« Écrire en résidence », le documentaire de Jonathan Eckly
Quelle liberté de parole que de posséder son propre blog. Ainsi, je peux choisir la thématique que je souhaite mettre en avant aussi longtemps que je le veux sans rendre de comptes à qui que ce soit, si ce n’est qu’à moi ! Pour preuve. La littérature est devenu mon cheval de bataille, pour l’instant. En conséquence, vous avez pu lire mon papier sur La difficulté de l’écriture, puis celui concernant les Livres papier contre livres numériques. Eh bien, je ne pouvais pas finir cette trilogie de billets sans vous toucher un mot concernant un documentaire fort intéressant intitulé Écrire en résidence. Évidemment, vous l’aurez compris, le sujet concerne toujours la littérature !

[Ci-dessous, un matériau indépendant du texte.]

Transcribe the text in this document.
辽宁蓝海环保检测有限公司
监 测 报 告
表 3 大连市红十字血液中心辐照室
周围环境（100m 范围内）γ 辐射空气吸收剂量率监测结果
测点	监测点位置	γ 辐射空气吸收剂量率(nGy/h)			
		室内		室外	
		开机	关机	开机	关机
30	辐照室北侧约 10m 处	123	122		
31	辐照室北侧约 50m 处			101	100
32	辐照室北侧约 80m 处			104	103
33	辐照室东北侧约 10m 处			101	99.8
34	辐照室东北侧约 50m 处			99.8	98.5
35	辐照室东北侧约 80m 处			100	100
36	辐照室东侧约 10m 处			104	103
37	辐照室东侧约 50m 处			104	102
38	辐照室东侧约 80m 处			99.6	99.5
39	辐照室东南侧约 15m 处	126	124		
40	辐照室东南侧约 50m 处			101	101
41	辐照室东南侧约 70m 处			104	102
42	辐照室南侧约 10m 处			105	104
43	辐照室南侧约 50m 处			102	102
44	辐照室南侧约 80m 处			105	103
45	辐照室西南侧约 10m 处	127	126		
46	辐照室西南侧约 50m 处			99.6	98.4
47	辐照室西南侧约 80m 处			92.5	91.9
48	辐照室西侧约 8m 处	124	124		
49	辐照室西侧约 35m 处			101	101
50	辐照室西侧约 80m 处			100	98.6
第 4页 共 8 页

D’emblée, je dois vous avouer que si je vais vous parler de ce film, c’est pour trois raisons : la première, la réalisation a été accomplie par Jonathan Eckly que je côtoie de façon personnelle et professionnelle depuis six ans. Mais pour celles et ceux qui me connaissent — et pour les autres, vous l’apprenez ici —, l’amitié n’est une raison valable pour que je valorise un travail qui ne m’intéresserait pas. Si Jonathan avait réalisé un documentaire à la patine et à l’ADN de Profils paysans, la trilogie de Raymond Depardon, croyez-moi, je n’aurais pas écrit une seule ligne. Faut dire que raconter un voyage cinématographique qui suit l’évolution de la vie agricole en moyenne montagne, c’est pas trop mon trip. Lui si. Il affectionne ce type de sujet. La deuxième, le documentaire a pour thème la littérature mais avec un angle original : l’étude scientifique menée par une équipe de sept enseignants-chercheurs et des étudiants en master de l’université de Lorraine et de Liège. La troisième raison et la dernière, c’est que le spectateur découvre l’univers de l’écriture par le biais des résidences d’auteurs où les écrivains, présents dans le film, apportent un éclairage sur leur travail sous la forme de témoignage. Et c’est relativement rare pour le souligner. Comme l’écrivait Marguerite Duras, [un écrivain] « ça ne parle pas beaucoup parce que c’est impossible de parler à quelqu’un d’un livre qu’on a écrit et surtout d’un livre qu’on est en train d’écrire. »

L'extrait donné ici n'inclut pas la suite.